Además, la virtud permite un obrar coherente y no inestable, veleidoso; está
siempre disponible para ponerse en acto y se ejerce con naturalidad, con gusto
(De Virt. in communi, q. un,
a. 1). Pero el concepto de virtud no puede limitarse al orden
individual y privado. Existen cualidades que no sólo perfeccionan al sujeto
para ser hombre de bien.
Aclaro, por las dudas, para evitar la reacción de quienes profesan la
perspectiva de género, que se entiende: a todo el género humano, incluyendo a
la mujer, también lo habilitan para incorporarse como ciudadano a la
realización del bien común de la sociedad en que vive. Vale para éstas lo dicho
de la virtud en general. Aristóteles distinguía claramente las virtudes propias
de un hombre de bien, de las virtudes cívicas o políticas. El Doctor Angélico
lo sigue en su Comentario: no se identifican, sin más, la virtud del ciudadano
servicial y la del hombre bueno (In
III, Polit., l. 3). Los nombres cívico
y político son
intercambiables y se remiten a la polis
–que en latín se dice civitas-
y que podemos traducir por ciudad o sociedad y que en la antigüedad designaba a
veces al Estado. Sigamos con las lenguas clásicas y las etimologías: polítes es el ciudadano;
en Roma el civis.
Los ciudadanos, cualquiera sea su oficio y función, están empeñados en una obra
común: el buen estado de la comunidad, del orden político (Ib.)

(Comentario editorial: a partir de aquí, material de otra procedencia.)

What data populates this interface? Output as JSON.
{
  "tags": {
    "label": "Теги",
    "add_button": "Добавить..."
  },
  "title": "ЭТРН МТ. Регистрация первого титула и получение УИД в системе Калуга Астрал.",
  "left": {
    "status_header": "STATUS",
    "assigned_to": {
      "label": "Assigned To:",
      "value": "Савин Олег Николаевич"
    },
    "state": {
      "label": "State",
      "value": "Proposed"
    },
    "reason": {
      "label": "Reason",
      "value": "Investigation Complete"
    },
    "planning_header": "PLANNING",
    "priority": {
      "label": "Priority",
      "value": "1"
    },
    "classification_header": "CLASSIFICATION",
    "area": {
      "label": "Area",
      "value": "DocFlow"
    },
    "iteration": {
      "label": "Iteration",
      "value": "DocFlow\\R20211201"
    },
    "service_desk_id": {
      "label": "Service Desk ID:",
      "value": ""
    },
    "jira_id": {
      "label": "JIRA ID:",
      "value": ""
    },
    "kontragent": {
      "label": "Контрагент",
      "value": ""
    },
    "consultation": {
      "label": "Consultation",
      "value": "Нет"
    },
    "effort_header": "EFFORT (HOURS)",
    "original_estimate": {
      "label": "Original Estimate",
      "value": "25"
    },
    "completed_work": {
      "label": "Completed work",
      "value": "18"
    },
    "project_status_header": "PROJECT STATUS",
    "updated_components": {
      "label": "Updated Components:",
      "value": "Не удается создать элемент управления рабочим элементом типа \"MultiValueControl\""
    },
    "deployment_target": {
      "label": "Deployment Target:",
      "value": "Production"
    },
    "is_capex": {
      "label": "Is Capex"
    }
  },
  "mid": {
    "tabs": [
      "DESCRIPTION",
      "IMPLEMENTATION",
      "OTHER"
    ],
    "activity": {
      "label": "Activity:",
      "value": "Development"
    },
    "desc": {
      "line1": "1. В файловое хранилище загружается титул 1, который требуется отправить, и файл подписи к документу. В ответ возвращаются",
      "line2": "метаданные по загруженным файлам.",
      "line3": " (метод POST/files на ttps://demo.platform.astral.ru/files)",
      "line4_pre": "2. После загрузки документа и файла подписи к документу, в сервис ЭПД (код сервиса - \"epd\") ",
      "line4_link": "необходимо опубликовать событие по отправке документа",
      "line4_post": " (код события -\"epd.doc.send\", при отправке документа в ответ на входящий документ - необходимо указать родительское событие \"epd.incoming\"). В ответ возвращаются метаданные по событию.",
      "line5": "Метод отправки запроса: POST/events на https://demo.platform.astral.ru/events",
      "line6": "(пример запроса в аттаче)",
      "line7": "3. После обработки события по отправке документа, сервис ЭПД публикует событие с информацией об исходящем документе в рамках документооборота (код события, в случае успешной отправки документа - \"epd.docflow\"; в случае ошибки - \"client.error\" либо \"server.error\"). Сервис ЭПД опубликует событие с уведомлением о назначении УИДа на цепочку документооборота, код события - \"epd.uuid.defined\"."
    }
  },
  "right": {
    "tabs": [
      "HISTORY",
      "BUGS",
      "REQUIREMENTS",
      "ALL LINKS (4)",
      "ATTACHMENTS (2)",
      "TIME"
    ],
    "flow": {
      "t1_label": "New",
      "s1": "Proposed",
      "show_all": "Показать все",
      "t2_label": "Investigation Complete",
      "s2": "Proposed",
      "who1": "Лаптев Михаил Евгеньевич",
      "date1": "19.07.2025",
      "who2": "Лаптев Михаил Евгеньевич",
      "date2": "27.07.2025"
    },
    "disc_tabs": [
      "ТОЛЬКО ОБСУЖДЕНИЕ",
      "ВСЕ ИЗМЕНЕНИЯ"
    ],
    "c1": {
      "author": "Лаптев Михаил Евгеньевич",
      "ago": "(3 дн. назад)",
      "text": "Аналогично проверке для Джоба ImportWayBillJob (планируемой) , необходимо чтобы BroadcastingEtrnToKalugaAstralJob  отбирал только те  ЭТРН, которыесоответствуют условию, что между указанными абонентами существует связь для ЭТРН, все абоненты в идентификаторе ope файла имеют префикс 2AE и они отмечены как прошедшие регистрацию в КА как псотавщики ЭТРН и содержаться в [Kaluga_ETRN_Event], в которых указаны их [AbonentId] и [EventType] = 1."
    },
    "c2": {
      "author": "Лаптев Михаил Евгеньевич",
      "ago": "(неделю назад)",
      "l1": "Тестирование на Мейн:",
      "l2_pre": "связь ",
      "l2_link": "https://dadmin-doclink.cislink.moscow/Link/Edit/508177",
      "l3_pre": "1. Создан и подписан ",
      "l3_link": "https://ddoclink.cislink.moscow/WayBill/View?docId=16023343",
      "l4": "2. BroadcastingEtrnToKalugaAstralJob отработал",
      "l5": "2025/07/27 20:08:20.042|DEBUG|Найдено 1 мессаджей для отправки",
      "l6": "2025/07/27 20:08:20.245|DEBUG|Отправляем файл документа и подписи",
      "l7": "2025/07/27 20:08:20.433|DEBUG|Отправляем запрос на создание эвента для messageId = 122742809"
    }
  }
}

Santo Tomás pondera repetidamente la condición civil, y
la disciplina que estudia su significado y su alcance. Ante todo, propone quién
puede llamarse, con razón, ciudadano. En la Summa
(I-II q. 105 a. 3 ad 2)
sigue su comentario al libro tercero de la Política de Aristóteles: simpliciter es un
ciudadano aquel que puede realizar lo que corresponde a un tal, por ejemplo
aconsejar y formular juicios en el pueblo, es decir, participar propiamente de
la vida política. Secundum
quid puede llamarse ciudadano todo aquel que habita en una ciudad,
aun la gente vil, los niños y los ancianos. No debe interpretarse como
discriminatoria esta distinción, que coincide parcialmente con un régimen
electoral moderno. Resulta interesante luego señalar los diversos argumentos
con que elogia la superioridad de la ciencia o del arte que tiene por objeto el
orden civil, y a la vez la reiteración de un ejemplo que podría cobrar plena
actualidad. En su comentario al Segundo Libro de las Sentencias (d. 3 q. 3 art.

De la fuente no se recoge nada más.